My code prints an extra node(garbage value) why? Is there is any issue with my code? just let me how to fix it.

void push(node **head_ref,int value)  //function to insert a new node on front of the list
{
    node *new_node=(node*)malloc(sizeof(node));
    new_node->data=value;
    new_node->next=*head_ref;
    *head_ref=new_node;
}

void printll(node *head)    //function to print the list
{
    node *temp = head;
    while(temp!=NULL)
    {
        printf("%d ",temp->data);
        temp=temp->next;
    }
}

Actual Output :
45 88 24 34 77 0

Expected Output :
45 88 24 34 77

---

Full code:

#include<iostream>
#include<cstdio>
#include<cstdlib>
#include<cassert>

using namespace std;

struct node
{
    int data;
    node *next;
};

void push(node **head_ref,int value)
{
    node *new_node=(node*)malloc(sizeof(node));
    new_node->data=value;
    new_node->next=*head_ref;
    *head_ref=new_node;
}

void printll(node *head)
{
    node *temp = head;
    while(temp!=NULL)
    {
        printf("%d ",temp->data);
        temp=temp->next;
    }

}

int main()
{
    node *head= (node*)malloc(sizeof(node));
    push(&head,77);
    push(&head,34);
    push(&head,24);
    push(&head,88);
    push(&head,45);
    printll(head);
    printf("\n");
    return 0;
}

Answer 1

When you allocate memory using malloc the memory is not initialized in any way, it's content is indeterminate . That means that when you allocate the first node (which is a dummy extra node that's not needed) it's next pointer is not null, and dereferencing this indeterminate pointer leads to undefined behavior .
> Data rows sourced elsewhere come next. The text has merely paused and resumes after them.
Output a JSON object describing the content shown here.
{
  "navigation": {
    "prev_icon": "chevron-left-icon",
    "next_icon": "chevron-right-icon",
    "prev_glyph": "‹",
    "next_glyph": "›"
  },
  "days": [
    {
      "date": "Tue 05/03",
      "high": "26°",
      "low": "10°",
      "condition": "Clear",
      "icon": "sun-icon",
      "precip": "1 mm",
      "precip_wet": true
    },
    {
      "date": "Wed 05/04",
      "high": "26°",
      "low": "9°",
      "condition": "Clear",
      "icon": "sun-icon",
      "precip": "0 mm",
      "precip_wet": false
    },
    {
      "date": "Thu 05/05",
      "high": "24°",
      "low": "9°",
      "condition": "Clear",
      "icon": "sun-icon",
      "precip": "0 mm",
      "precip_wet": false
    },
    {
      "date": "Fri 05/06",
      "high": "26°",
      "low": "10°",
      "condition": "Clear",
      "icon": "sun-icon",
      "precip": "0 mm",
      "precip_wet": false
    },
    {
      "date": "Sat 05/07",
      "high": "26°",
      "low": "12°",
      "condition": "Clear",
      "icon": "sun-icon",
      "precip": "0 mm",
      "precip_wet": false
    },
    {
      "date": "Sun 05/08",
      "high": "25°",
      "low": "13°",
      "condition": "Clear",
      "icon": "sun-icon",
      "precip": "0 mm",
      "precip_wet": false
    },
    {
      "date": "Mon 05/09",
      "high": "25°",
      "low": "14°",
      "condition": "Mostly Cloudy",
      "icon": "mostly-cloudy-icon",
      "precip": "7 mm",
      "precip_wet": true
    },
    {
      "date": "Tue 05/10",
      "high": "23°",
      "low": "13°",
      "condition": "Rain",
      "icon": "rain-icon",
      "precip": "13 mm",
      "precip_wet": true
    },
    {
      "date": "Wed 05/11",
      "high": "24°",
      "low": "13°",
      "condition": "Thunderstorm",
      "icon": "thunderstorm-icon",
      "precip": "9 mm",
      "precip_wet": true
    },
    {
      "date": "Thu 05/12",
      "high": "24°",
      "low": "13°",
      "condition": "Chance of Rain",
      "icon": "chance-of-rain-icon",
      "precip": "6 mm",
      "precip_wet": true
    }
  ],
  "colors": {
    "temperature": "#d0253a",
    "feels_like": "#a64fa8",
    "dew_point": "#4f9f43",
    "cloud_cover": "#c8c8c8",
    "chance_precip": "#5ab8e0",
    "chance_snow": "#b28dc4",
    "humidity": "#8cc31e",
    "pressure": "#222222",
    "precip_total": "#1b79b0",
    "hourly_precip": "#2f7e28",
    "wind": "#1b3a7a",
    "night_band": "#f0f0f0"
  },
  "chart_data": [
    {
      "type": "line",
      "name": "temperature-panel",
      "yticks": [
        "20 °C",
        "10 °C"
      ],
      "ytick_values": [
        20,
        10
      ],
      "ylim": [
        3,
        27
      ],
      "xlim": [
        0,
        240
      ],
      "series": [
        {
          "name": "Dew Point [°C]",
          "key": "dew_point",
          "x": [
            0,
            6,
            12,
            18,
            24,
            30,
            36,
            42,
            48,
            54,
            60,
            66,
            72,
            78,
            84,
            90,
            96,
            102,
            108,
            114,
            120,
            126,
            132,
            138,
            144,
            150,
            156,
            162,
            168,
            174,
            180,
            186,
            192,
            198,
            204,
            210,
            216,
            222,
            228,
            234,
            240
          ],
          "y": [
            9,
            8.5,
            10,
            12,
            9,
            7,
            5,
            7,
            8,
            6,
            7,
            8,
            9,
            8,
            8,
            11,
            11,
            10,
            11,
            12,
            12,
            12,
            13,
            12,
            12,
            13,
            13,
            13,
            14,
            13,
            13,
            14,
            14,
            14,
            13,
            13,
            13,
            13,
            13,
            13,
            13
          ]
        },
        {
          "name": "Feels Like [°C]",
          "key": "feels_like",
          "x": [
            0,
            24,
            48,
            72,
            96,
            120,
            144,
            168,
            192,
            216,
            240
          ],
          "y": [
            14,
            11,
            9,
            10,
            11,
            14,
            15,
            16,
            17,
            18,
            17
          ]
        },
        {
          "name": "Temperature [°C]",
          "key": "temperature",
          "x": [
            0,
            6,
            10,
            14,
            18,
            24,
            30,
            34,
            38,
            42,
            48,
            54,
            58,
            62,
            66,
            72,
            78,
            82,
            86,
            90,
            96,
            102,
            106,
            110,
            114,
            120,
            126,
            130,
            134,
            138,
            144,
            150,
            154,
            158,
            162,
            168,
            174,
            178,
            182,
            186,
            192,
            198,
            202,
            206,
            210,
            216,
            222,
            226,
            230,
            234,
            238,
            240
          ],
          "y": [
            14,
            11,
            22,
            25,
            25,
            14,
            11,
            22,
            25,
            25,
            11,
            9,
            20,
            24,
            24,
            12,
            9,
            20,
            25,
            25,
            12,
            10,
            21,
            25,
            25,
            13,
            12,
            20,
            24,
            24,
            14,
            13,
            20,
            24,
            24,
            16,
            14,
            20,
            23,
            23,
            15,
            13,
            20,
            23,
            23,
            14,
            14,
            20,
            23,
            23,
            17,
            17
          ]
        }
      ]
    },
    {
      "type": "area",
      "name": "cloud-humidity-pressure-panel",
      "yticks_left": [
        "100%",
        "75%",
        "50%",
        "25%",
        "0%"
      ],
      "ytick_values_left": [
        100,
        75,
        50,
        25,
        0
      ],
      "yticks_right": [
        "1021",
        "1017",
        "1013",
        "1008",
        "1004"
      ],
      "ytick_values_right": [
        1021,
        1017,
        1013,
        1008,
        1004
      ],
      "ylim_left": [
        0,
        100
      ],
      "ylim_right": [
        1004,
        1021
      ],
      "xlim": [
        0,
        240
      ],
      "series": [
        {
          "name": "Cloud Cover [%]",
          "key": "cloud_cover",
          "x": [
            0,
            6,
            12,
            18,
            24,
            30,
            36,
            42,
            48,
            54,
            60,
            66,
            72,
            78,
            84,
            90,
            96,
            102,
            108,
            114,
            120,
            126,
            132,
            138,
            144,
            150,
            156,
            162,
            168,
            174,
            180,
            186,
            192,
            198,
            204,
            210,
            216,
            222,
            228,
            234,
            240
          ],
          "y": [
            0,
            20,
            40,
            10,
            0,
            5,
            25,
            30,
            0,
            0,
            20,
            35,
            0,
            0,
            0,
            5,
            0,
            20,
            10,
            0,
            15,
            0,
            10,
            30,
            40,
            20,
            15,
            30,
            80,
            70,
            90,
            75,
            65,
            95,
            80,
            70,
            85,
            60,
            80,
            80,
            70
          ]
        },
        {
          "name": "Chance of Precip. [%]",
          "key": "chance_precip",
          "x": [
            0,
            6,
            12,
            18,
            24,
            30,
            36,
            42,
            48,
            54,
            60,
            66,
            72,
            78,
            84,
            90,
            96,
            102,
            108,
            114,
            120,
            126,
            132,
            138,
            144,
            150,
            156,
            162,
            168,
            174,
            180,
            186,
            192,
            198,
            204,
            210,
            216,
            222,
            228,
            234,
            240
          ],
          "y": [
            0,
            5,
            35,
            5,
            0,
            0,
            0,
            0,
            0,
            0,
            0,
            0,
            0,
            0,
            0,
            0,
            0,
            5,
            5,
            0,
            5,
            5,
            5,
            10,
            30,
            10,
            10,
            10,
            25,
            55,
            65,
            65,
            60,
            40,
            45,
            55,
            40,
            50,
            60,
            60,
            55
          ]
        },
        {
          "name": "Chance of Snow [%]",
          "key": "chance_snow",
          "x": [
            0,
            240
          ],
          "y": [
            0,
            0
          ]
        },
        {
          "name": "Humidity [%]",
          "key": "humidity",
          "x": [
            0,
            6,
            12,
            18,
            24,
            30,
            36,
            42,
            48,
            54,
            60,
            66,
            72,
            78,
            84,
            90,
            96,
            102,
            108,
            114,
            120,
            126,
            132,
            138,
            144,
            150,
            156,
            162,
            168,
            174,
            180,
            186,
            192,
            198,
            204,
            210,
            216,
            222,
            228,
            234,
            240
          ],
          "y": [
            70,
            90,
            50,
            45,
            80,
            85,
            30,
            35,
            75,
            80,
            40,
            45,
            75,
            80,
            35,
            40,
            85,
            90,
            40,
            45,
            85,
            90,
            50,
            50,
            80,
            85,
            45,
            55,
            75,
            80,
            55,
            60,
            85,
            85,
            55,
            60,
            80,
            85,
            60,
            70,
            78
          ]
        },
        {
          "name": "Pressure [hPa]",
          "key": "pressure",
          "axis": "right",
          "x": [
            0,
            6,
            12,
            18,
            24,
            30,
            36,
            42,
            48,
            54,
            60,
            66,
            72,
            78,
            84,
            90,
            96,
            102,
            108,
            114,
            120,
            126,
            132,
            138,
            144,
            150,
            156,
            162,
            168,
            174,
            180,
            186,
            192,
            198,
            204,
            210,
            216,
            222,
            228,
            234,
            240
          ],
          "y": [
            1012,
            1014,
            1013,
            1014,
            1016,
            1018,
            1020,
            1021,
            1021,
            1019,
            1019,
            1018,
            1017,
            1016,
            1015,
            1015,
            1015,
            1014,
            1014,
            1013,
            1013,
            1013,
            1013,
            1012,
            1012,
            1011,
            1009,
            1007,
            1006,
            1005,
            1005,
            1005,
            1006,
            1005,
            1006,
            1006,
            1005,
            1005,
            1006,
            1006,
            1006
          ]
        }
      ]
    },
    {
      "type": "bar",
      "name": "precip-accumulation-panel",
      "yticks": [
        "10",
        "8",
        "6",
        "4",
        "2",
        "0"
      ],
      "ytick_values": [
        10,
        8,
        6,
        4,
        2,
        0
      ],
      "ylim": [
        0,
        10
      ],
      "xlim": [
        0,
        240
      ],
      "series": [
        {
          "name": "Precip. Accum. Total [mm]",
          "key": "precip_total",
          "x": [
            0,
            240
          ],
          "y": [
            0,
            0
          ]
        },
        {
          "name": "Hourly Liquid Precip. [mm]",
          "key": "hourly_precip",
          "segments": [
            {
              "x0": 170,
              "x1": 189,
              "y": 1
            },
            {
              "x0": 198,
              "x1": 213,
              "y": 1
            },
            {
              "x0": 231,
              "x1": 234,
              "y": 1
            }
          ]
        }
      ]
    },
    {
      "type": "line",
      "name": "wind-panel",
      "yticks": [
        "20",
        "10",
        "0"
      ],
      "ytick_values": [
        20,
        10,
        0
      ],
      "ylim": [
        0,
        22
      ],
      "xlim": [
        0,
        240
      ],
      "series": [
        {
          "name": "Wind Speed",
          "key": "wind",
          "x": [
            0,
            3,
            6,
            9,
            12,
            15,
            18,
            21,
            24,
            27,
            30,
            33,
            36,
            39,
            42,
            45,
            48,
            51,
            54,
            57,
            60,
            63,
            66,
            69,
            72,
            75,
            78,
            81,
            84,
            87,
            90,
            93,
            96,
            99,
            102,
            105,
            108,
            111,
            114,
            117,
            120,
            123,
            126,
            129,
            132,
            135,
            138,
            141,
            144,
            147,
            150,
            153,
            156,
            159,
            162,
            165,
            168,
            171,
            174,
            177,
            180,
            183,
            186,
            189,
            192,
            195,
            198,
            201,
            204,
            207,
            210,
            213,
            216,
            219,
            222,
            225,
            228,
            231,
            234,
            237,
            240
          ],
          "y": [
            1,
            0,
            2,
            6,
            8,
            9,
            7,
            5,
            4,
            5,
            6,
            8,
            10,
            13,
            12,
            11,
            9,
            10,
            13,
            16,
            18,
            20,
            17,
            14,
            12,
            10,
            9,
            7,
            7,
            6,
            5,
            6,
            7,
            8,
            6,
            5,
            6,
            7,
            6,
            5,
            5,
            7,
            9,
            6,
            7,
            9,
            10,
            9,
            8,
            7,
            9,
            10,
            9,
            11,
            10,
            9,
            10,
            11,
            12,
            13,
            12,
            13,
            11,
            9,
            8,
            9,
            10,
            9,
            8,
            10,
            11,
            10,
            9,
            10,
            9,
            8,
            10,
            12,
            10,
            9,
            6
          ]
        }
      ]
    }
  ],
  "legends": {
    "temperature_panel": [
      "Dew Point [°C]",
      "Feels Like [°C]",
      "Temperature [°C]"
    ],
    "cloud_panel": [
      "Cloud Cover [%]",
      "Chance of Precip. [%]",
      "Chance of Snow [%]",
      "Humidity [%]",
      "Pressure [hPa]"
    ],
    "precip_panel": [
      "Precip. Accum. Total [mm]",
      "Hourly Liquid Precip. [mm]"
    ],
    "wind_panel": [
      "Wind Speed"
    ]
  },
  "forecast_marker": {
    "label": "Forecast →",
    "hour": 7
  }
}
The simplest solution? Considering your code is closer to C than C++, don't allocate memory initially at all, instead just create a pointer and initialize it to NULL :

node *head = NULL;

---

One proper way to do it in C++ is to not use malloc at all, instead use the C++ operator new and add a constructor to the node structure which initializes it:

struct node
{
    node() : data(0), next(nullptr) {}
    node(int d, node* n) : data(d), next(n) {}

    int data;
    node* next;
};

void push(node** head_ref, int value)
{
    *head_ref = new node(value, *head_ref);
}

...

int main()
{
    node* head = nullptr;
    ...
}

Now you can create a new node and it will have an initial value of 0 , and its next pointer will be a null-pointer. You can also, as shown above, create and initialize a new node with specific value and next .

_{[Substitute nullptr for 0 if your compiler doesn't support the C++11 nullptr value]}

Answer 2

Instead of this definition

node *head= (node*)malloc(sizeof(node));

you should write simply

node *head = NULL;

or

node *head = nullptr; // C++

Otherwise your program has undefined behaviour because the allocated node for the head was not initialized.

Also if it is a C++ program you should use operator new instead of C function malloc . For example function push will look like

void push( node * &head_ref, int value )
{
    head_ref = new node { value, head_ref };
}

and called like

push( head, 77 );

Take into account that you have also to write a function that will free the all allocated memory for the list.

Answer 3

You have a dummy node (head itself) in your design. So the print function needs to skip that dummy node.